Originally created 02/14/01

Masters puts pressure on Delta

Delta Air Lines is working on a contingency plan to make sure, in the case of a pilots' strike, travelers headed to the Masters Tournament in April actually arrive.

Details of the backup plan are vague, and customers probably won't be happy.

Even with the potential of an Air Line Pilots Association walkout April 1, days before the Masters, a Delta representative says passengers will get to their destinations one way or another. She said the most likely outcome will be a settlement of the work contract issues. Delta already has made extensive concessions.

But just in case, "We have looked at a contingency plan. We are not prepared to share the details of it at this time," Delta spokeswoman Peggy Estes said Tuesday.

The Masters is scheduled for April 5-8. An estimated additional 15,000 people fly commercially into Augusta Regional Airport at Bush Field during Masters Week. Although Delta was unable to release specific numbers of passengers that could be affected, the majority of fans flying in travel Delta.

David Dorminey, the director of marketing for Bush Field, said if a strike occurs, "We don't foresee stranded passengers." He said "inconvenienced" is probably a better word.

Certain measures are typical protocol in the industry when an airline is pressed to meet its commitments, Mr. Dorminey said. Passengers might be shifted to different flights or given vouchers to fly competing airlines.

Atlantic Southeast Airlines and Comair, both wholly owned by Delta, along with U.S. Airways serve Bush Field. Other airlines could transport displaced passengers to hubs such as Atlanta, where passengers could board available flights to Augusta. Delta's "mainline" flights - its normal-fare fleet - are the planes that would be affected.

Delta recently announced its intent to provide 16 additional flights, including wide-bodied jet service, to Augusta for this year's Masters. The change would amount to 5,000 additional seats.

Capt.

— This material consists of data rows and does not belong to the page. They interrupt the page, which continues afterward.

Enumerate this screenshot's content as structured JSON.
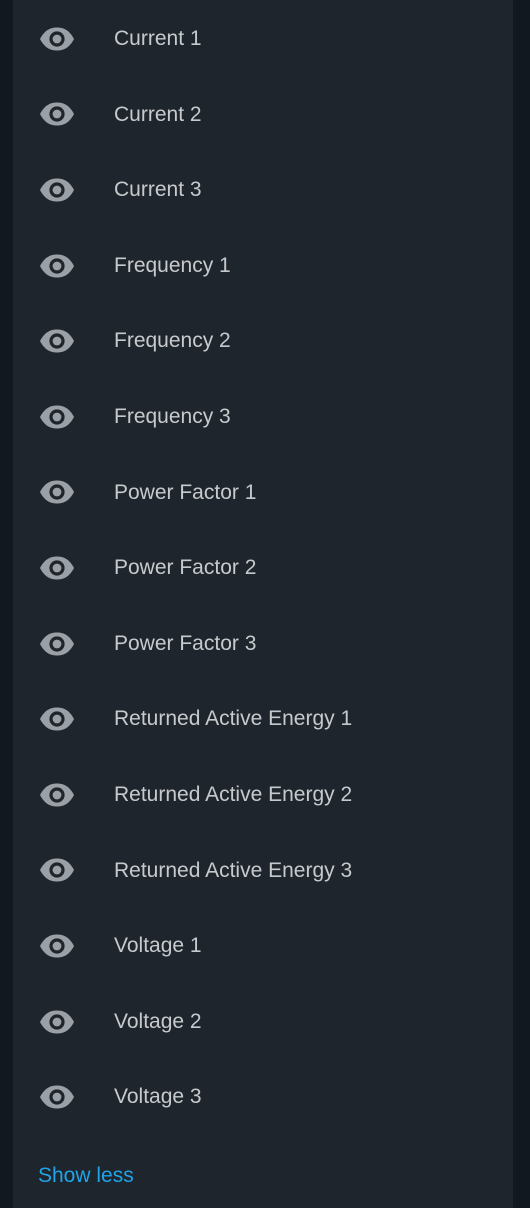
{
  "entities": {
    "items": [
      {
        "label": "Current 1"
      },
      {
        "label": "Current 2"
      },
      {
        "label": "Current 3"
      },
      {
        "label": "Frequency 1"
      },
      {
        "label": "Frequency 2"
      },
      {
        "label": "Frequency 3"
      },
      {
        "label": "Power Factor 1"
      },
      {
        "label": "Power Factor 2"
      },
      {
        "label": "Power Factor 3"
      },
      {
        "label": "Returned Active Energy 1"
      },
      {
        "label": "Returned Active Energy 2"
      },
      {
        "label": "Returned Active Energy 3"
      },
      {
        "label": "Voltage 1"
      },
      {
        "label": "Voltage 2"
      },
      {
        "label": "Voltage 3"
      }
    ],
    "icon": "eye-icon",
    "show_less_label": "Show less"
  },
  "colors": {
    "background": "#111820",
    "card": "#1f252c",
    "text": "#c7cacd",
    "icon": "#9aa0a6",
    "link": "#1ea4e9"
  }
}
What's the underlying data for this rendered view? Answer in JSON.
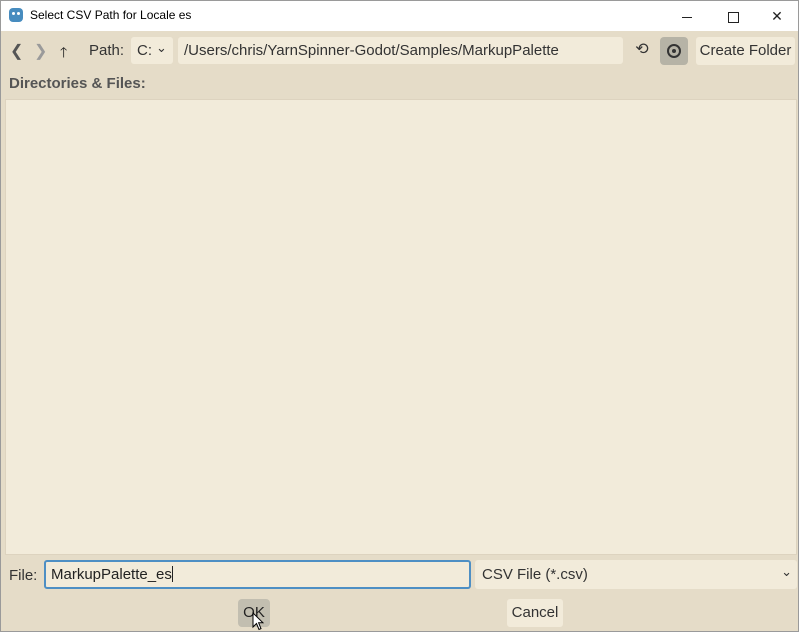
{
  "window": {
    "title": "Select CSV Path for Locale es",
    "controls": {
      "minimize_icon": "minimize-icon",
      "maximize_icon": "maximize-icon",
      "close_glyph": "✕"
    }
  },
  "toolbar": {
    "back_glyph": "❮",
    "forward_glyph": "❯",
    "up_glyph": "🡑",
    "path_label": "Path:",
    "drive": "C:",
    "drive_chevron": "⌄",
    "path": "/Users/chris/YarnSpinner-Godot/Samples/MarkupPalette",
    "refresh_glyph": "⟲",
    "create_folder_label": "Create Folder"
  },
  "browser": {
    "label": "Directories & Files:",
    "items": []
  },
  "footer": {
    "file_label": "File:",
    "file_name": "MarkupPalette_es",
    "filter": "CSV File (*.csv)",
    "filter_chevron": "⌄",
    "ok_label": "OK",
    "cancel_label": "Cancel"
  },
  "colors": {
    "background": "#e5dcc8",
    "field": "#f2ebda",
    "focus_accent": "#4e8fc4",
    "godot_blue": "#478cbf"
  }
}
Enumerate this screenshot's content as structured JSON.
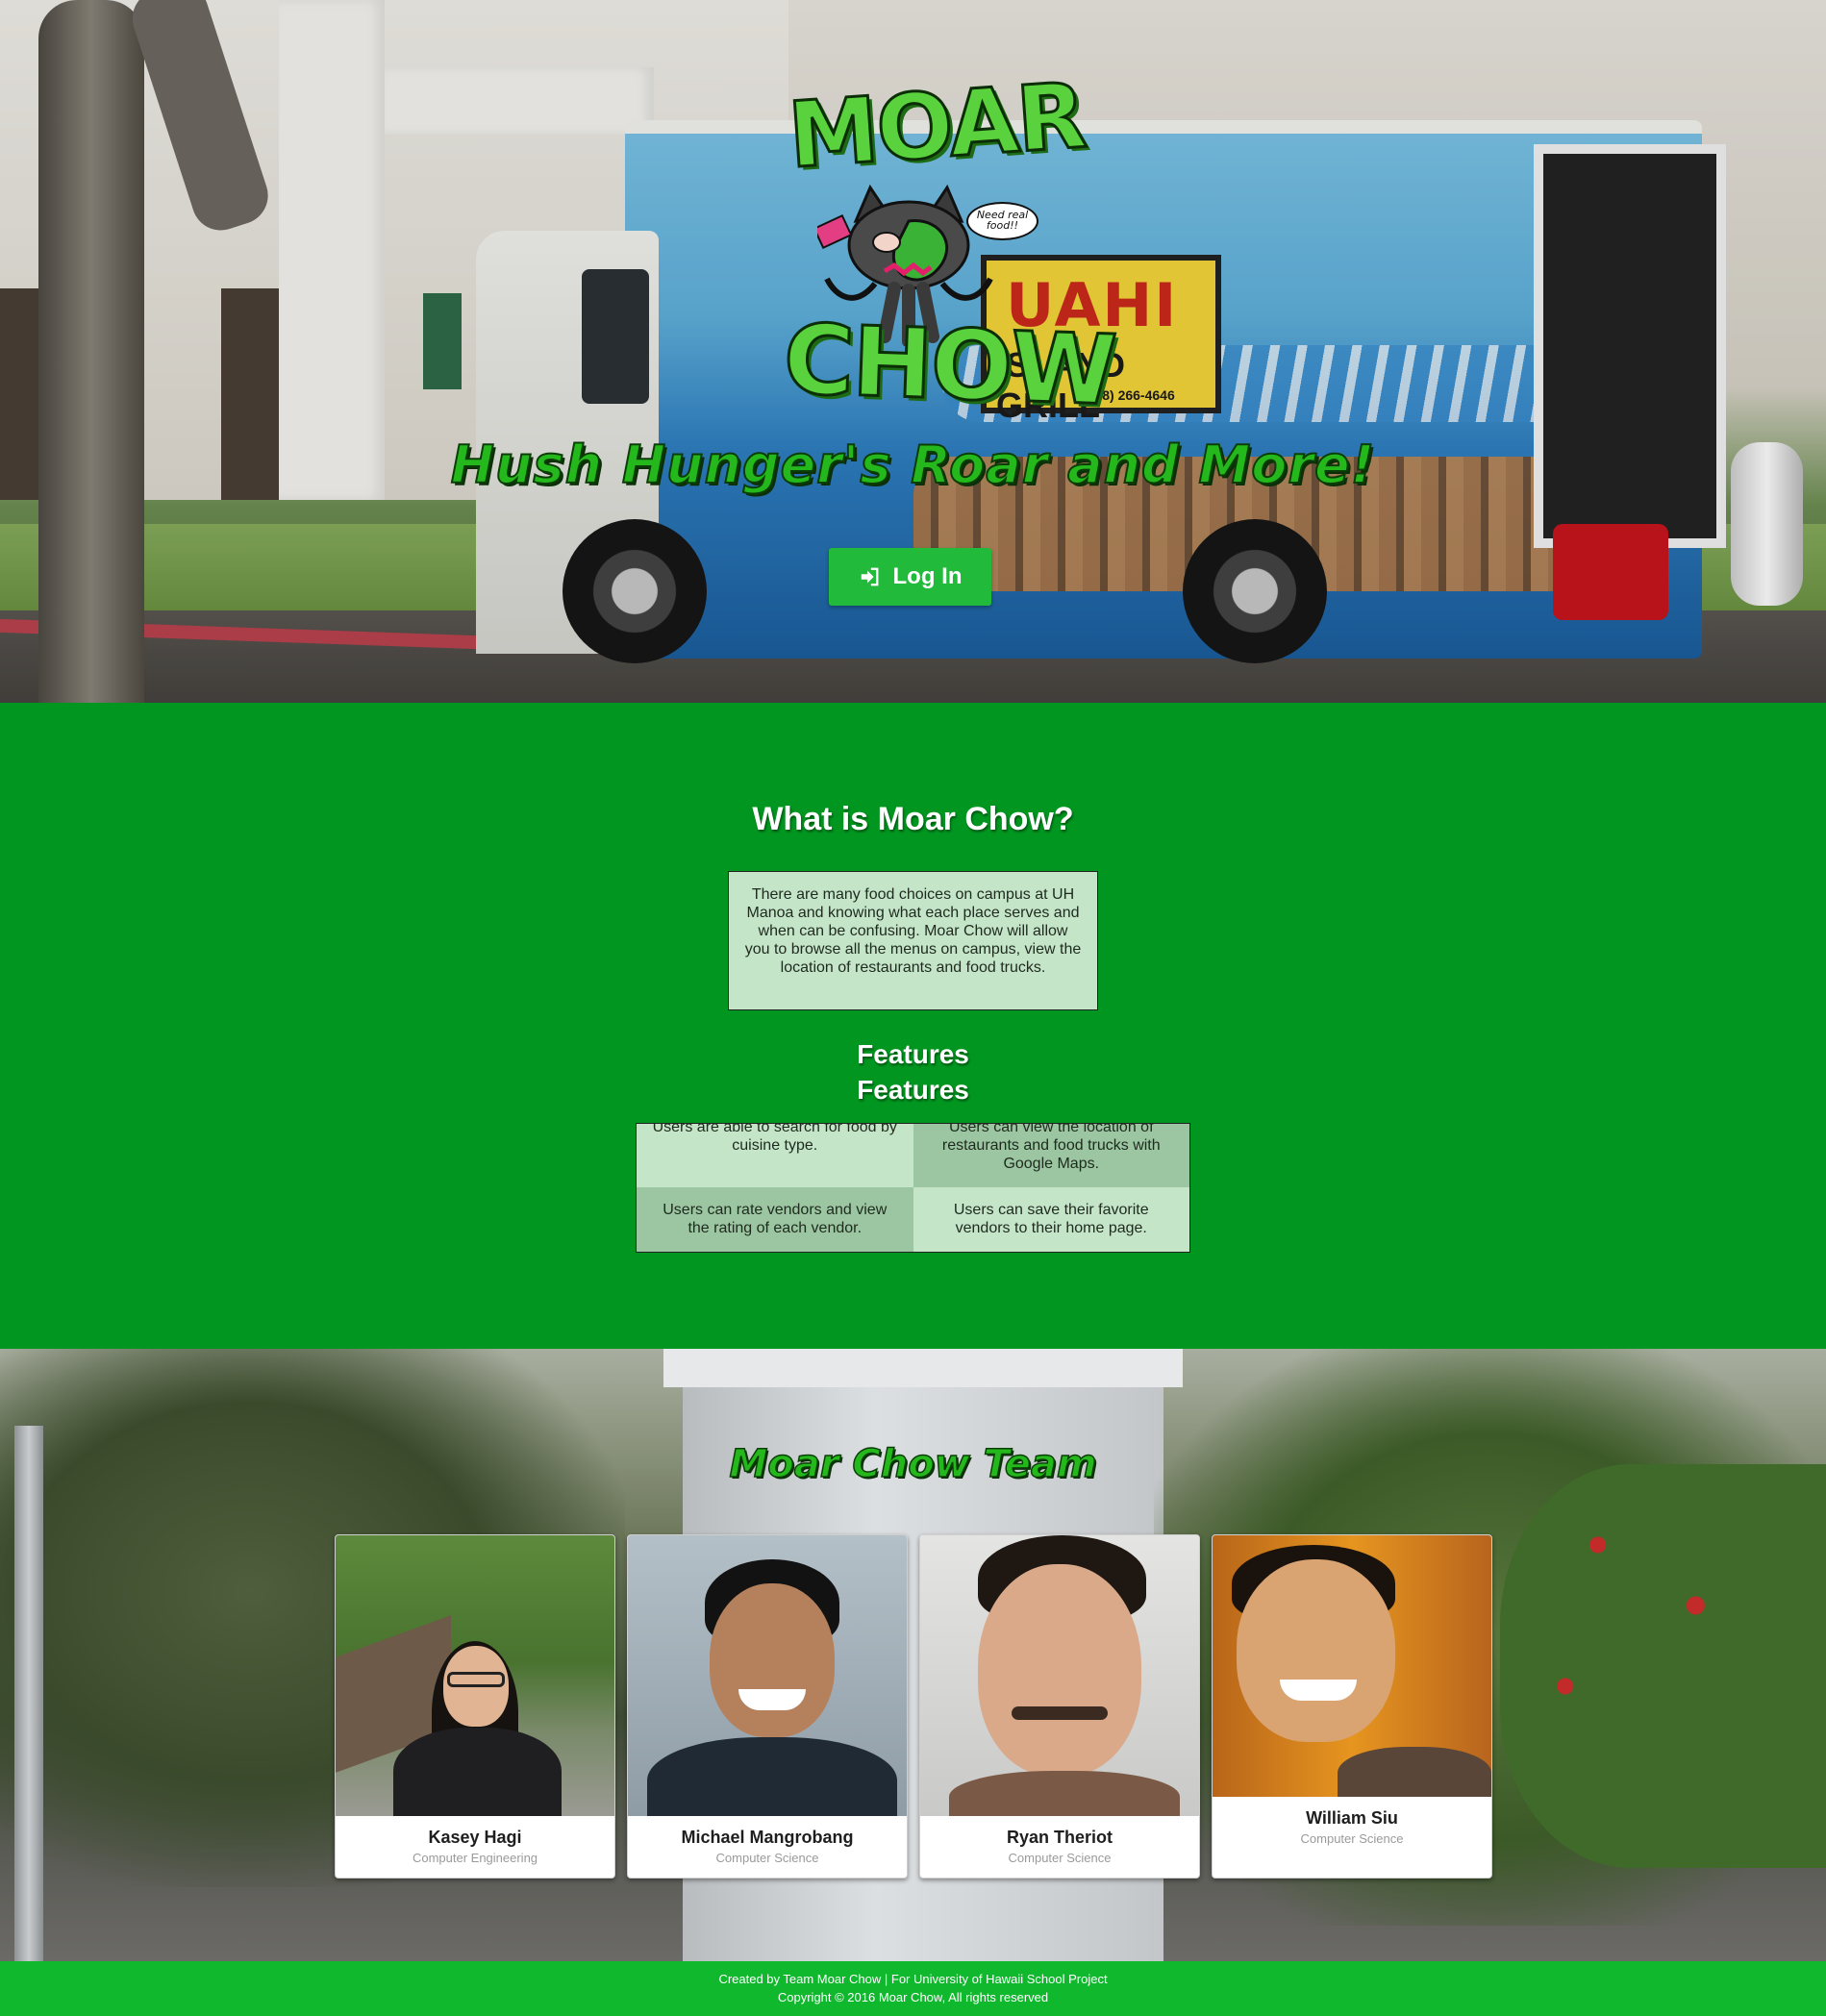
{
  "hero": {
    "logo_text_top": "MOAR",
    "logo_text_bottom": "CHOW",
    "logo_bubble": [
      "Need real",
      "food!!"
    ],
    "truck_sign_title": "UAHI",
    "truck_sign_sub": "ISLAND GRILL",
    "truck_sign_phone": "(808) 266-4646",
    "tagline": "Hush Hunger's Roar and More!",
    "login_label": "Log In",
    "login_icon": "sign-in-icon"
  },
  "about": {
    "heading": "What is Moar Chow?",
    "text": "There are many food choices on campus at UH Manoa and knowing what each place serves and when can be confusing. Moar Chow will allow you to browse all the menus on campus, view the location of restaurants and food trucks."
  },
  "features": {
    "heading_1": "Features",
    "heading_2": "Features",
    "items": [
      "Users are able to search for food by cuisine type.",
      "Users can view the location of restaurants and food trucks with Google Maps.",
      "Users can rate vendors and view the rating of each vendor.",
      "Users can save their favorite vendors to their home page."
    ]
  },
  "team": {
    "heading": "Moar Chow Team",
    "members": [
      {
        "name": "Kasey Hagi",
        "role": "Computer Engineering"
      },
      {
        "name": "Michael Mangrobang",
        "role": "Computer Science"
      },
      {
        "name": "Ryan Theriot",
        "role": "Computer Science"
      },
      {
        "name": "William Siu",
        "role": "Computer Science"
      }
    ]
  },
  "footer": {
    "line1": "Created by Team Moar Chow | For University of Hawaii School Project",
    "line2": "Copyright © 2016 Moar Chow, All rights reserved"
  },
  "colors": {
    "brand_green": "#00961f",
    "button_green": "#21ba3a",
    "footer_green": "#0fb82c",
    "box_light": "#c5e5c9",
    "box_dark": "#9bc6a1"
  }
}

Charles S. Giambusso, the chairman of the Delta unit of the pilots association, said those seats will go unfilled if demands over compensation, job security protections and retirement issues are not met satisfactorily.

Ninety-seven percent of union members voting Monday agreed to authorize a strike. The majority of Delta's pilots are association members.

"The few that are not are flying on reserve are in training," association spokeswoman Jane Langley said.

Negotiations through the National Mediation Board are continuing in an undisclosed location in Atlanta. Delta management already has made substantial concessions, including offering to make mainline pilots the highest paid in the airline industry. Pilots for Delta's lower-fare Express service would be paid more than their Southwest Airlines counterparts under the offer.

The pilots association argues that Delta Express pilots essentially do the same job as mainline Delta pilots and deserve to be compensated equally.

Delta's 9,800 pilots began their contract negotiations in September 1999, although their agreements didn't become amendable until May 2.

An April 1 strike is contingent on the National Mediation Board offering an arbitrator's services by Feb. 28. If an arbitrator-devised agreement falls through, the union could strike.